In an effort to fight crime and corruption in Ghana, the Commission on Human Rights and Administrative Justice, CHRAJ, together with other ten accountability institutions have signed a Memorandum of Understanding, MOU, with on Wednesday March 11, 2020 in Accra.
The key accountable institutions includes; the Commission on Human Rights and Administrative Justice, Parliament of Ghana and the Office of the Attorney-General and Ministry of Justice.
The rest were, the Economic and Organised Crime Office, the Ghana Audit Service, Ghana Police Service and the Financial Intelligence Centre.
Other institutions were, the Narcotics Control Board, the Internal Audit Agency, the Bureau of National Investigation and the Office of the Special Prosecutor.
The move was aimed at exchanging information, foster better understanding and cooperation among the key accountable institutions, promote synergy and better co-ordination of activities.

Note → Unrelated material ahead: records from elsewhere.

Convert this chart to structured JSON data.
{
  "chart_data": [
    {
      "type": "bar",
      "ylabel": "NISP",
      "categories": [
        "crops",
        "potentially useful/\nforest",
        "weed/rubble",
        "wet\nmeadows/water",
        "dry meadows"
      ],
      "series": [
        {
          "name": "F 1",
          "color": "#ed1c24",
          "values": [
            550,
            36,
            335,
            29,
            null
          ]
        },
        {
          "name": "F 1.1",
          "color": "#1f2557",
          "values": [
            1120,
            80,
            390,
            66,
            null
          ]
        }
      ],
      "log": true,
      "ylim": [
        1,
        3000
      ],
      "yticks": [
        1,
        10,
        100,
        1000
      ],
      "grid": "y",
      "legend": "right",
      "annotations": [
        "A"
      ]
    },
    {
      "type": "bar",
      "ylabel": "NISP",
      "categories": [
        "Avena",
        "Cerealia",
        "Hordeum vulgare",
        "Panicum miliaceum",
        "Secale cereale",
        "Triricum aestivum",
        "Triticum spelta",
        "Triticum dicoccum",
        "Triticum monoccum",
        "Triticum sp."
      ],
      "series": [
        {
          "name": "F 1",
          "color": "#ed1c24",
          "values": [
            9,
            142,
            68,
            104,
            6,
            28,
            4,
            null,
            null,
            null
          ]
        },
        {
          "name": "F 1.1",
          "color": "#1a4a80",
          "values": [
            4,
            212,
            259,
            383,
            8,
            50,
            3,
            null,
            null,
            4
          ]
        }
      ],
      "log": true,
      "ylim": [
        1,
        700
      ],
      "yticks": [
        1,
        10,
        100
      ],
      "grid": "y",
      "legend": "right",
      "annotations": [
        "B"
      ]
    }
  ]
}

It also seeks to enhance capacity of key accountable institutions to address challenges of emerging methods of corruption and crime and also to minimize the potential for mandate overlaps.
At a short ceremony in Accra, the Commissioner of CHRAJ, Joseph Whittal, stated that Ghanaians expect a lot from accountability institutions in the fight against corruption and crime adding that the institutions mandated under the law are expected to put their synergies to work.

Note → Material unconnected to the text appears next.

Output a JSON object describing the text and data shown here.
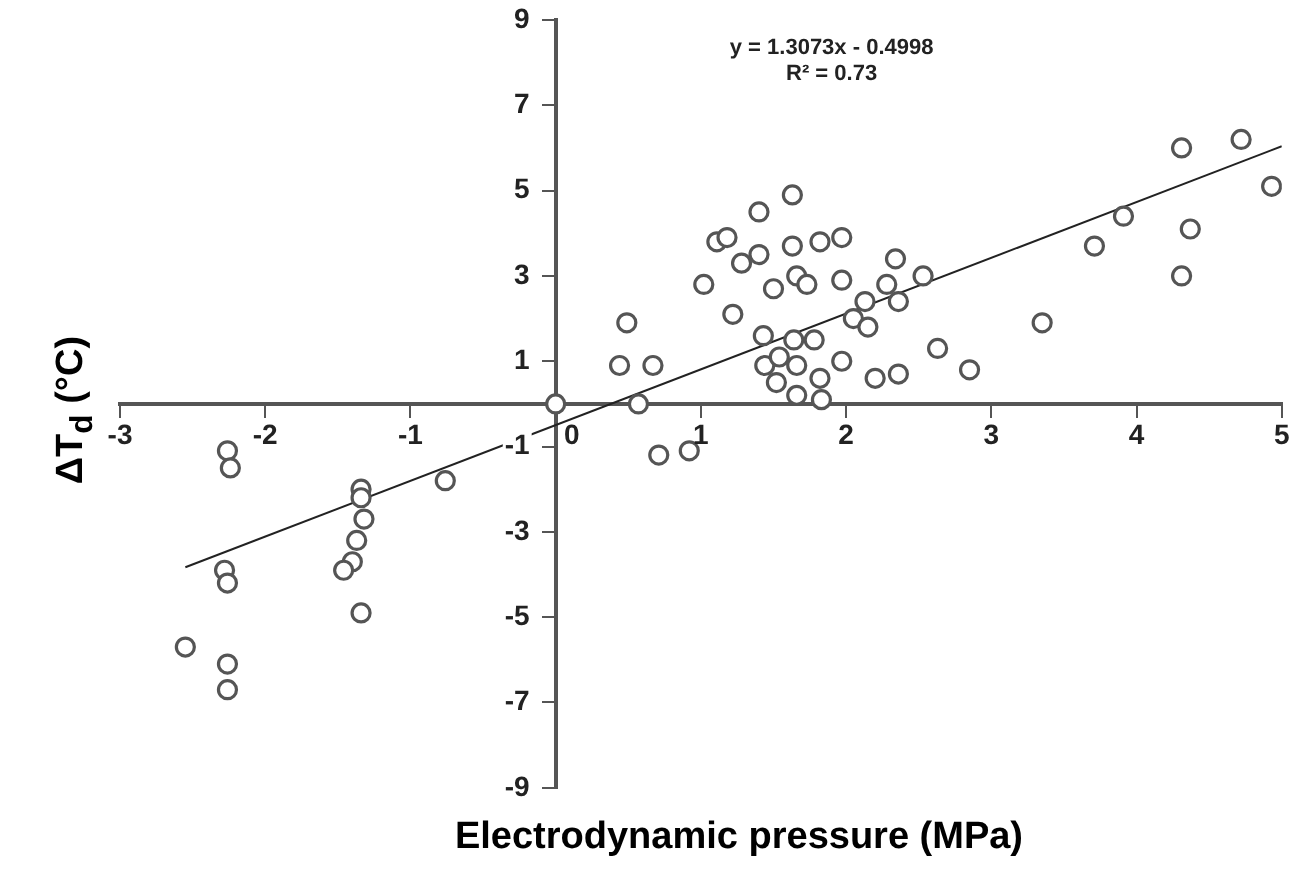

According to him, the MOU should not be put down togather dust but rather actualized and the institutions involved have no excuse to fail Ghanaians.

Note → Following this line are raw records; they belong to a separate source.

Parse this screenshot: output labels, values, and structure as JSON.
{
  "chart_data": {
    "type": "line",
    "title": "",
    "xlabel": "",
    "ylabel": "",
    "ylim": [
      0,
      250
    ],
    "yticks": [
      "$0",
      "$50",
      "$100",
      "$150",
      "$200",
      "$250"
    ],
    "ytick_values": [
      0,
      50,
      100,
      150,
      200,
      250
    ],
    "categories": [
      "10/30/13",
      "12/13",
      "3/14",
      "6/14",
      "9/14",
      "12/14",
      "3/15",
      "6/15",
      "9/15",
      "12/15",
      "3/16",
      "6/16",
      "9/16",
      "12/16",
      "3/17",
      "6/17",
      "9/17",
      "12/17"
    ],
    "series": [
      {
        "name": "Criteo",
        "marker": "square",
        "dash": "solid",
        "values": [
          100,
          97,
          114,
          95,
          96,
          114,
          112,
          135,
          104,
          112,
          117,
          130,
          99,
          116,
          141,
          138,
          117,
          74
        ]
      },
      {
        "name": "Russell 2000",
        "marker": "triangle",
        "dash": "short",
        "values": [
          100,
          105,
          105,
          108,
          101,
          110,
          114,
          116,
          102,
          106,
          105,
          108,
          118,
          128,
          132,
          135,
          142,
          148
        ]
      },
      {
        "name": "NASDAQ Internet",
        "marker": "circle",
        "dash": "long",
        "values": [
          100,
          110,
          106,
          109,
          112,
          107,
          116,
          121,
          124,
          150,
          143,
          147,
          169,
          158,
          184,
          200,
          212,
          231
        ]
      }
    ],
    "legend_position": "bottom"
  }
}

Mr. Whittal further noted that with all the eleven key accountability institutions under one roof was a duty worth honouring and within a month the MOU would come to force.
The Deputy Commissioner of CHRAJ, Richard Ackom Quayson, noted that corruption is a very serious problem in the country which has devastating effects on the development of the country and a threat to national security.
He indicated that corruption allows organized crime, terrorism and other threats to human security to flourish and undermines the capacity of the state and its institutions to function efficiently.
According to Mr. Quayson, in order to address corruption, various measures have been adopted over the years to combat corruption in the country.
These measures include, the adoption of legislative and other measures, which have helped to streamline the systems of managing and accounting for the effective and efficient use of Ghana’s limited resources and for improved public service delivery.
He further stated that Ghana continues to encounter significant challenges in addressing corruption in particular and fighting crime in general.
Mr. Quayson said among these challenges is the lack of coordination and collaboration between and among key accountable institutions in the country that has to a large extent weakened the potential for institutionalizing a culture of transparency and accountability in public life.
The Executive Director of Economic and Organized Crime Office, EOCO, Commissioner of Police, Frank Adu-Poku Rtd, stated that the fight against corruption in the country is a major concern to all and he is committed to ensure that the MOU would lead to effective action.
He said EOCO will support the initiative to help fight against corruption and crime in the country.
The Member of Parliament for Offinso South, Ben Abdallah Banda, said Parliament of Ghana is one of the key institutions and is committed to ensure the agenda of the MOU is realised.
He noted that the collaborative agenda being spear headed by CHRAJ was a laudable idea adding that; this will go a long way to fight and also minimize corruption and crime in the country.
An information exchange forum shall be established which shall meet at least once every quarter and undertake specific activities including sharing information and experiences; organizing periodic engagements for the public; developing mechanisms for case referrals, taking into account mandates, resources and capabilities; conducting joint activities and investigations as appropriate, developing a strategy for collaboration with civil society and private sector organizations.
The signing of the MOU was made possible with the support from the European Union and Accountability, Rule of Law and Anti-Corruption Programme, ARAP.